Homework I

Due Tuesday, October 17

Notes on Assignment Procedure

You submit your work as a .tar file, one per group. See our course syllabus for the requirements in terms of file name.

In any Homework assignment, include all the files for problems due on the same date in the same .tar file, NO SUBDIRECTORIES. When the TA's grading script unpacks the file (tar xf x.tar), all the files should be in the directory from which he issued the unpack command. Be sure to use exactly the same function names, file names etc. as in the specs! Don't break the TA's script! In order for the TA's work to go smoothly, follow the rules exactly; he may dock your grade if there are problems.

Here and in future assignments, you will submit your work as functions, which the TA's secret test scripts will call. Do not submit executable programs.

You will submit your work to the TA via the CSIF handin utility. Details will be posted soon. Your work will be graded interactively, as discussed at the beginning of the course and in our course syllabus . Recall that different members of a group may receive different grades.

In each of the two cases here, and in most programs assigned this quarter, Extra Credit will be awarded to the three groups with the fastest times in the TA's test. This will be used both to bump up your course grade and in job queries (employers sometimes call me, asking to suggest someone for a job), letters of recommendation etc.

Follow the assignment specs exactly. Note that statements like, "Use OpenMP" or "Use such-and-such an algorithm" in the specs mean that you MUST use them; they are not merely suggestions. Other than that, it is up to you how to code.

Except when explicitly stated in problem specs, you are not allowed to use any external libraries. You are limited to the C library for C and base R for R.

If you seek help on a bug from the TA or me via e-mail, use the Unix script command and send us the output to demonstrate the problem. Please do NOT send screenshots, as we cannot run them, right?

Make sure you use a debugging tool before turning to us.
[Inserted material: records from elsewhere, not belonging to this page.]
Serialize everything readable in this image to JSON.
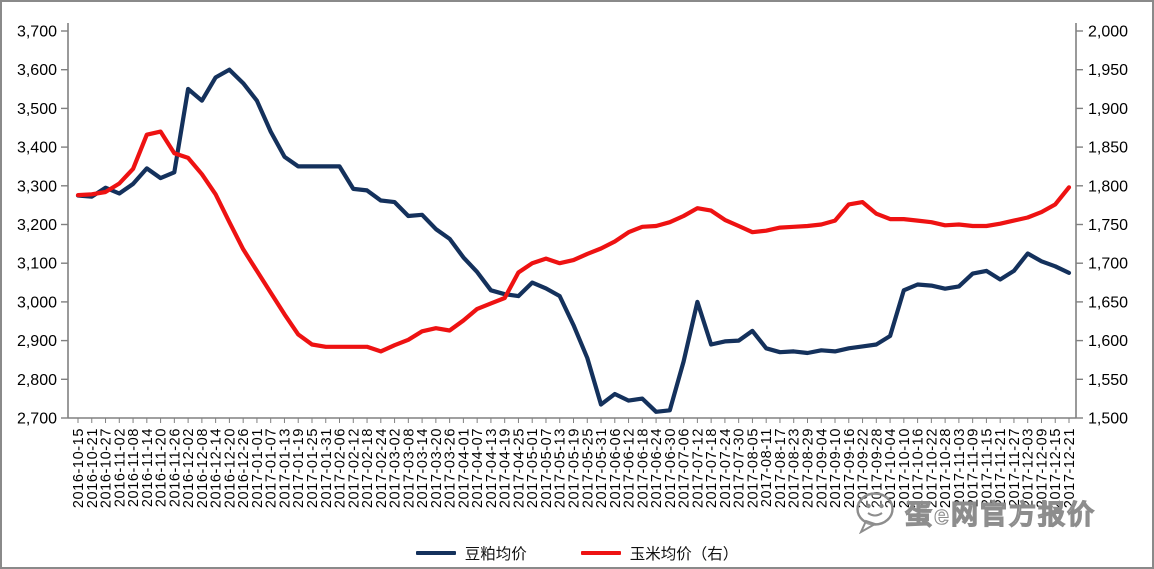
{
  "chart_data": {
    "type": "line",
    "grid": false,
    "legend_position": "bottom",
    "x_labels": [
      "2016-10-15",
      "2016-10-21",
      "2016-10-27",
      "2016-11-02",
      "2016-11-08",
      "2016-11-14",
      "2016-11-20",
      "2016-11-26",
      "2016-12-02",
      "2016-12-08",
      "2016-12-14",
      "2016-12-20",
      "2016-12-26",
      "2017-01-01",
      "2017-01-07",
      "2017-01-13",
      "2017-01-19",
      "2017-01-25",
      "2017-01-31",
      "2017-02-06",
      "2017-02-12",
      "2017-02-18",
      "2017-02-24",
      "2017-03-02",
      "2017-03-08",
      "2017-03-14",
      "2017-03-20",
      "2017-03-26",
      "2017-04-01",
      "2017-04-07",
      "2017-04-13",
      "2017-04-19",
      "2017-04-25",
      "2017-05-01",
      "2017-05-07",
      "2017-05-13",
      "2017-05-19",
      "2017-05-25",
      "2017-05-31",
      "2017-06-06",
      "2017-06-12",
      "2017-06-18",
      "2017-06-24",
      "2017-06-30",
      "2017-07-06",
      "2017-07-12",
      "2017-07-18",
      "2017-07-24",
      "2017-07-30",
      "2017-08-05",
      "2017-08-11",
      "2017-08-17",
      "2017-08-23",
      "2017-08-29",
      "2017-09-04",
      "2017-09-10",
      "2017-09-16",
      "2017-09-22",
      "2017-09-28",
      "2017-10-04",
      "2017-10-10",
      "2017-10-16",
      "2017-10-22",
      "2017-10-28",
      "2017-11-03",
      "2017-11-09",
      "2017-11-15",
      "2017-11-21",
      "2017-11-27",
      "2017-12-03",
      "2017-12-09",
      "2017-12-15",
      "2017-12-21"
    ],
    "series": [
      {
        "name": "豆粕均价",
        "data_name": "soybean-meal-line",
        "axis": "left",
        "color": "#14315C",
        "values": [
          3275,
          3272,
          3295,
          3280,
          3305,
          3345,
          3320,
          3335,
          3550,
          3520,
          3580,
          3600,
          3565,
          3520,
          3440,
          3375,
          3350,
          3350,
          3350,
          3350,
          3292,
          3288,
          3262,
          3258,
          3222,
          3225,
          3188,
          3163,
          3115,
          3077,
          3030,
          3020,
          3015,
          3050,
          3035,
          3015,
          2940,
          2855,
          2735,
          2762,
          2745,
          2750,
          2716,
          2720,
          2846,
          3000,
          2890,
          2898,
          2900,
          2925,
          2880,
          2870,
          2872,
          2868,
          2875,
          2872,
          2880,
          2885,
          2890,
          2912,
          3030,
          3045,
          3042,
          3034,
          3040,
          3073,
          3080,
          3058,
          3080,
          3125,
          3105,
          3092,
          3075
        ]
      },
      {
        "name": "玉米均价（右）",
        "data_name": "corn-line",
        "axis": "right",
        "color": "#EE1212",
        "values": [
          1788,
          1789,
          1792,
          1803,
          1822,
          1866,
          1870,
          1842,
          1836,
          1815,
          1789,
          1753,
          1718,
          1690,
          1662,
          1634,
          1608,
          1595,
          1592,
          1592,
          1592,
          1592,
          1586,
          1594,
          1601,
          1612,
          1616,
          1613,
          1626,
          1641,
          1648,
          1655,
          1688,
          1700,
          1706,
          1700,
          1704,
          1712,
          1719,
          1728,
          1740,
          1747,
          1748,
          1753,
          1761,
          1771,
          1768,
          1756,
          1748,
          1740,
          1742,
          1746,
          1747,
          1748,
          1750,
          1755,
          1776,
          1779,
          1764,
          1757,
          1757,
          1755,
          1753,
          1749,
          1750,
          1748,
          1748,
          1751,
          1755,
          1759,
          1766,
          1776,
          1798
        ]
      }
    ],
    "left_axis": {
      "min": 2700,
      "max": 3700,
      "step": 100,
      "tick_labels": [
        "3,700",
        "3,600",
        "3,500",
        "3,400",
        "3,300",
        "3,200",
        "3,100",
        "3,000",
        "2,900",
        "2,800",
        "2,700"
      ]
    },
    "right_axis": {
      "min": 1500,
      "max": 2000,
      "step": 50,
      "tick_labels": [
        "2,000",
        "1,950",
        "1,900",
        "1,850",
        "1,800",
        "1,750",
        "1,700",
        "1,650",
        "1,600",
        "1,550",
        "1,500"
      ]
    },
    "axis_color": "#808080",
    "label_color": "#000000"
  },
  "watermark": {
    "text": "蛋e网官方报价",
    "icon": "wechat-chat-bubble",
    "color": "#8d8d8d"
  }
}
In the case of R's parallel package, this requires a special procedure, which I will post. In whatever language, follow my Fundamental Principle of Debugging:

As you step through your code with the debugging tool, repeatedly CONFIRM that what you THINK is true IS true. You think x should be 3 at a certain point of execution, so confirm it. You think that the "else" part of an if-then-else will be taken; confirm it. EVENTUALLY SOMETHING WILL FAIL TO CONFIRM, telling you at least where the bug is if not its nature.

Problem 1 (of 1)

Here we will be working with directed graphs. You will write functions, one in C/OpenMP and the other in R/"snow", to find the number of unordered vertex pairs (i,j), i not equal to j, that we will call reciprocal, meaning that links exist from i to j and vice versa.

Input to the functions is a two-column array (or similar object; see below), where a row consisting of i then j means a corresponding edge. For instance, the edge list

1 6
2 1
3 3
1 2
1 3
2 4
4 2
3 1
6 3

would return the value 3, picking up the reciprocal pairs (1,2), (1,3) and (2,4). Vertex numbers are assumed to be positive integers but will not necessarily be contiguous. It is assumed that there are no duplicate rows in the edge list.

Your code will take the form of a function recippar(), to be described in detail below. A natural question to ask is, How large a problem is your program expected to handle, in the sense of memory allocation? The answer is that it must work on at least the Twitter data described below.

This may be much harder to program efficiently in parallel, or for that matter even in serial, than it looks. I STRONGLY RECOMMEND WRITING THE SERIAL VERSION FIRST IN EACH CASE.

The TA's speed test will consist of the "twitter combined" file at the SNAP datasets site. He will decide on some CSIF machine on which to run the tests. Note that the timings are only for the times taken by the functions, NOT the time needed to read in the data from disk.

R version:

Your function recippar() will have the call form

recippar(edges)

where edges is a two-column matrix, data frame or data table. It must be stored in a file Problem1.R, which must contain only functions, class definitions (NOT required) and the like, i.e. no freestanding code. The function returns the number of reciprocal pairs. The function must use the "snow" portion of the parallel package.

You may find it helpful to use R's split() function, possibly in conjunction with names(), as.character() and as.numeric().

Note that the data.table package by the amazing Matt Dowle is much faster for file reading, merging of two data objects etc. than the corresponding operations in base R.

C version:

Your function must be declared as

int recippar(int *edges,int nrow)

where edges works in essence as a two-column array with nrows rows. Use row-major storage. Any arrays created within the function must be dynamic. Place your function in a file Problem1.c, again with no freestanding code.